Mientras preguntaba, Choudan y los otros dos también miraban expectantes.
—No sé sobre eso, tendrás que preguntarle a tu tía —dijo Lin Qingmu, su gran mano dando palmaditas en la cabeza de su sobrino.
Goudan le dio una mirada, desechando la mano de su tío como derribando un puente después de cruzar el río.
Liderando a sus hermanos, se acercó sigilosamente a Lin Tang, mirándola expectante.
—Tía, ¿también tenemos bollos?
Lin Tang se sentía particularmente generosa, pensando en los veinte dólares que había ganado hoy, sintiéndose muy confiada.
—Por supuesto, todos tienen algunos.
La cara de Goudan se iluminó de inmediato.
Sus pequeños ojos ocasionalmente se desviaban hacia la caja de madera en la mano de su tío, llenos de anhelo.
—¿Hambre?
—preguntó Lin Tang con una sonrisa.
Goudan asintió repetidamente, tirando de su hermano y hermana.
—Mmm, tenemos hambre.
Choudan, Hutou y Niuniu también tienen hambre.

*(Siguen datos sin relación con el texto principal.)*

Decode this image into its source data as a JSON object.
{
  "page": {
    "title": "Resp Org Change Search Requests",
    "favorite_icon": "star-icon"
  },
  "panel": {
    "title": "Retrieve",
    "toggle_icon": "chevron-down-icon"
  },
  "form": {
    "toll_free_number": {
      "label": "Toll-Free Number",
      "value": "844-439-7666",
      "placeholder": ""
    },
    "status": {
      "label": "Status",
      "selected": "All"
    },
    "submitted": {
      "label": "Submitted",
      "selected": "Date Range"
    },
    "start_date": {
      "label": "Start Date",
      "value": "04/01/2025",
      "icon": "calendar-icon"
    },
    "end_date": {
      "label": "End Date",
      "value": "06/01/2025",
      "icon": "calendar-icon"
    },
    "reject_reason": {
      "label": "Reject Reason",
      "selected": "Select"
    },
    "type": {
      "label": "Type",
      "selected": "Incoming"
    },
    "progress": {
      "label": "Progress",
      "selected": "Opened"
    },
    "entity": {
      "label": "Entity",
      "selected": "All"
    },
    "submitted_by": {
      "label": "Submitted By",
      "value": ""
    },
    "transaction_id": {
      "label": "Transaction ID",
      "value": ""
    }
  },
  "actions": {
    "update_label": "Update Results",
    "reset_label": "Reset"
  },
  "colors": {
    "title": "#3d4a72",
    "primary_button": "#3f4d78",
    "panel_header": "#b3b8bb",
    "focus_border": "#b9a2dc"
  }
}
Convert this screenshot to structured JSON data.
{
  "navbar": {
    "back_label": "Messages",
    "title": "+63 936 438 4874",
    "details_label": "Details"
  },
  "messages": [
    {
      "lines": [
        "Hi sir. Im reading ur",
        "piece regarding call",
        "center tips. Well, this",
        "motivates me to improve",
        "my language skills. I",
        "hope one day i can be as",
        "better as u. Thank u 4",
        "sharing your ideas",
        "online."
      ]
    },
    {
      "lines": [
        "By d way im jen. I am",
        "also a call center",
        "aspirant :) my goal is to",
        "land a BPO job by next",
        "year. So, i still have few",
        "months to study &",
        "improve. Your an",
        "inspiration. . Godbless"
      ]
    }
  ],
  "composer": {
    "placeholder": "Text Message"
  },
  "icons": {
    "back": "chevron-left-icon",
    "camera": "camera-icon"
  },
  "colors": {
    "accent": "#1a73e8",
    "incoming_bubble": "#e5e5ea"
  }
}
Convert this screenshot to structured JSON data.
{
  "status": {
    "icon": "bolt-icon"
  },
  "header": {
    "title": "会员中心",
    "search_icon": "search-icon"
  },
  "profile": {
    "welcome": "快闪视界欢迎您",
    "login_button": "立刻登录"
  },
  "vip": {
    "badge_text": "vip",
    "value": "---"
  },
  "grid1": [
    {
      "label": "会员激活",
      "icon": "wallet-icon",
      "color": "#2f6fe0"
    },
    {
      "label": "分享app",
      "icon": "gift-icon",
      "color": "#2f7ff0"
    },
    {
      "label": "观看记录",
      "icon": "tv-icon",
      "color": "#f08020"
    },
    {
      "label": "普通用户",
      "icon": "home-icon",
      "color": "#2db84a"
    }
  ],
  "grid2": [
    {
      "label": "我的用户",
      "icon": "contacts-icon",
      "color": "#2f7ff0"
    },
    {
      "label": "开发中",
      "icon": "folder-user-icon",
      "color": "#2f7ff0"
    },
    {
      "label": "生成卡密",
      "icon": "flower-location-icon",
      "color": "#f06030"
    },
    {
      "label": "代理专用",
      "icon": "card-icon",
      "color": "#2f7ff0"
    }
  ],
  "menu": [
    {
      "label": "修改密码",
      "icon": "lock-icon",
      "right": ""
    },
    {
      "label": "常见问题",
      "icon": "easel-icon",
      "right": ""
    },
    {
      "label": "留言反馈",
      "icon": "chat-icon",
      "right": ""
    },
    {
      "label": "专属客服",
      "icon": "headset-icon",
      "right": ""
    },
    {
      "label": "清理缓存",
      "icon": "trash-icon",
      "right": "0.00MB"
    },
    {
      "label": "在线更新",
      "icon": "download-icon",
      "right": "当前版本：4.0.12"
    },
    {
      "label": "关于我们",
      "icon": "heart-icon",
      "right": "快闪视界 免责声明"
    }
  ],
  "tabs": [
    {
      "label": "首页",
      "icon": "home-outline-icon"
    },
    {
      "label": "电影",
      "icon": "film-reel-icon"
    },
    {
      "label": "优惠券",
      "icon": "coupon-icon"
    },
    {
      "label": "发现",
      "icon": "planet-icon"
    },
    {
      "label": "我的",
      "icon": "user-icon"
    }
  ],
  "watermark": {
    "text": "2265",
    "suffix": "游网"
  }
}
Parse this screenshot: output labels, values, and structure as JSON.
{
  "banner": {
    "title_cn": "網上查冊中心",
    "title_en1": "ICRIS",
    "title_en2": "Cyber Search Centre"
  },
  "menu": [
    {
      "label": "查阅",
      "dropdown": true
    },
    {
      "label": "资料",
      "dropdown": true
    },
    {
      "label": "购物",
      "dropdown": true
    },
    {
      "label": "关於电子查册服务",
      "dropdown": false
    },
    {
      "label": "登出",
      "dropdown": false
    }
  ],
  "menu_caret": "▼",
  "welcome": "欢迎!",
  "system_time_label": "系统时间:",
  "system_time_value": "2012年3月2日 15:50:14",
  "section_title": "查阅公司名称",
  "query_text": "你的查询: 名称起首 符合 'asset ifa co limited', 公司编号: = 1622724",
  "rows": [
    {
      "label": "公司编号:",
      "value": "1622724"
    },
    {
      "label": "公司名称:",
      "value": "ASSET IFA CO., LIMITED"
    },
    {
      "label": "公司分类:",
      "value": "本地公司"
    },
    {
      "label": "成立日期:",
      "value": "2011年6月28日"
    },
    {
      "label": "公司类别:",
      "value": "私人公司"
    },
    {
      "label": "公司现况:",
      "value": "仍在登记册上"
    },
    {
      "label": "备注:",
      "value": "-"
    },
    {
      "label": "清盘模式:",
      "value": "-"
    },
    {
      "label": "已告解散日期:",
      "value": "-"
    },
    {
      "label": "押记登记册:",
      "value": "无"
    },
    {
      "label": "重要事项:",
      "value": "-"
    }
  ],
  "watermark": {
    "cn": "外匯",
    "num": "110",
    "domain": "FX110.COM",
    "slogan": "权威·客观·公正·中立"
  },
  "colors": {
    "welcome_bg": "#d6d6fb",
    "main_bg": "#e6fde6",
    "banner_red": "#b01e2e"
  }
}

Los pequeños también asintieron, mirando a Lin Tang con grandes ojos llorosos, adorables y atractivos.
—Comerán cuando lleguen a casa, miren qué sucias tienen las manos —dijo Lin Tang.
Tan pronto como terminó de hablar, los ojos de Goudan se iluminaron.
Llevó a sus hermanos al estanque cercano para lavarse las manos.
Luego volvieron corriendo.
—Tía, ahora nuestras manos están limpias…
—Todo limpio…
—Niuniu también estiró sus manos frente a Lin Tang para que las inspeccionara.
Lin Tang se divirtió con los varios pequeños bollitos astutos.
¡Para conseguir algo de comer, realmente harían cualquier cosa!
Impotente, caminó hacia su hermano mayor, levantó la tapa de la fiambrera de madera, y sacó un bollo para Goudan.
—Aquí tienes uno, compártelo con tu hermano y hermana, y recuerda guardar espacio en tu estómago porque hay carne esperándote en casa.
Goudan lo tomó, viendo que era un bollo de harina blanca, se le hizo agua la boca.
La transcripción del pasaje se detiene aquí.